Oddball Tory peer Baroness Warsi is a strange case indeed. After being propelled to the House of Lords as a life peer in 2007 by then Tory leader Michael Howard, Warsi has rarely displayed anything in the way of conservative values. Quite the opposite, in fact. She behaves like a smug middle class leftist, while bizarrely maintaining the Tory whip.
Take this social media post from Sunday, in which she cheers on a far left activist who waved a placard depicting Rishi Sunak and Suella Braverman as coconuts. The racially charged message got Marieha Hussain into legal trouble, albeit she was cleared of a racially aggravated public order offence last week.
Warsi celebrated Hussain's acquittal with her own coconut reference.
While it could be said that Warsi was merely defending a fellow Muslim woman using a (derogatory) term that is common place in her culture, the problem is more over who she is defending. Mariea Hussain, a teacher (quelle surprise?), had waved her hand drawn placard during a pro-Palestine march last November. These marches were dominated by the hard left. Why would a supposed Conservative peer get behind a far left Free Palestine marcher?
Is it racial solidarity?
While Warsi has frequently alluded to her Muslim background over the years, she is far from conservative when it comes to her faith, either. She does not wear a head covering and was forced to abandon a visit to Luton in 2009 when she was confronted by Muslim thugs who pelted her with eggs. During her single (failed) attempt to win a parliamentary seat in 2005, Warsi tried to appeal to the conservative values of Dewsbury's Muslim community by criticising Labour's repeal of Section 28, thus allowing homosexuality to be promoted in schools. However, four years later (within the space of a parliamentary term had she been elected), Warsi was on board with same sex marriage and in 2013 apologised for her 'homophobic' campaign by declaring that the Tories were 'on the wrong side of history' in regards to gay rights.

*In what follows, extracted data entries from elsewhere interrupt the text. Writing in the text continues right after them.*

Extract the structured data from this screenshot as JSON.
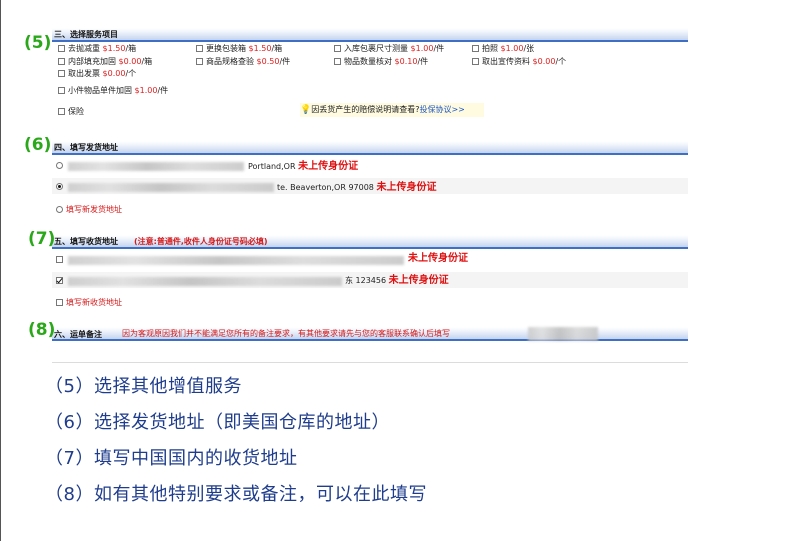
{
  "numbers": {
    "n5": "(5)",
    "n6": "(6)",
    "n7": "(7)",
    "n8": "(8)"
  },
  "section3": {
    "title": "三、选择服务项目",
    "options": [
      {
        "label": "去抛减重",
        "price": "$1.50",
        "unit": "/箱"
      },
      {
        "label": "更换包装箱",
        "price": "$1.50",
        "unit": "/箱"
      },
      {
        "label": "入库包裹尺寸测量",
        "price": "$1.00",
        "unit": "/件"
      },
      {
        "label": "拍照",
        "price": "$1.00",
        "unit": "/张"
      },
      {
        "label": "内部填充加固",
        "price": "$0.00",
        "unit": "/箱"
      },
      {
        "label": "商品规格查验",
        "price": "$0.50",
        "unit": "/件"
      },
      {
        "label": "物品数量核对",
        "price": "$0.10",
        "unit": "/件"
      },
      {
        "label": "取出宣传资料",
        "price": "$0.00",
        "unit": "/个"
      },
      {
        "label": "取出发票",
        "price": "$0.00",
        "unit": "/个"
      },
      {
        "label": "小件物品单件加固",
        "price": "$1.00",
        "unit": "/件"
      }
    ],
    "insurance": "保险",
    "tip_text": "因丢货产生的赔偿说明请查看?",
    "tip_link": "投保协议>>"
  },
  "section4": {
    "title": "四、填写发货地址",
    "addresses": [
      {
        "visible": "Portland,OR",
        "warn": "未上传身份证"
      },
      {
        "visible": "te. Beaverton,OR 97008",
        "warn": "未上传身份证"
      }
    ],
    "new_label": "填写新发货地址"
  },
  "section5": {
    "title": "五、填写收货地址",
    "note": "(注意:普通件,收件人身份证号码必填)",
    "addresses": [
      {
        "visible": "",
        "warn": "未上传身份证"
      },
      {
        "visible": "东 123456",
        "warn": "未上传身份证"
      }
    ],
    "new_label": "填写新收货地址"
  },
  "section6": {
    "title": "六、运单备注",
    "note": "因为客观原因我们并不能满足您所有的备注要求，有其他要求请先与您的客服联系确认后填写"
  },
  "captions": [
    "（5）选择其他增值服务",
    "（6）选择发货地址（即美国仓库的地址）",
    "（7）填写中国国内的收货地址",
    "（8）如有其他特别要求或备注，可以在此填写"
  ]
}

In 2016 she claimed to have abandoned the Leave campaign because of its 'xenophobia' and 'hateful rhetoric', but Leave campaigners not only questioned whether she had ever joined the campaign, but fellow Tory peer Lord Hannan said she had outrightly rejected an endorsement. Warsi went on to support a Remain vote.
Even when the Tory government lurched to the left during the Johnson/Sunak term, it was never woke enough for Warsi. She was a frequent critic of home secretaries Priti Patel and Suella Braverman, who were both coincidentally of part-Hindu descent. Warsi's hostility towards them was triggered by their posturing around controlling mass immigration, which she saw as a betrayal of their own ethnic background - hence her recent embrace of the 'coconut' insult.
She also lashed out recently at comments by Tory leadership contender Kemi Badenoch, which she described as 'appalling' and 'divisive'. Badenoch had claimed that Reform UK had won seats on the back of 'sectarian Islamism'.
Warsi's X account is a sequence of race baiting posts, bemoaning racism and Islamophobia, as if Britain is Hell on earth for someone of colour. As Britain's youngest peer, despite being the daughter of Pakistani immigrants, where is her sense of self awareness? If the Tories are so horrible, why hold onto the party whip? If Palestine concerns her more than Britain, why not join the Green Party or some other hideous far left outfit?
The truth is that Warsi has always been an opportunistic grifter who cannot contain her hostility towards Britain, probably stemming from some childhood trauma in which someone called her a 'Paki' one time or another. In many ways she is no better than fellow race baiters Diane Abbott or Dave Lammy, but at least they are in the right party.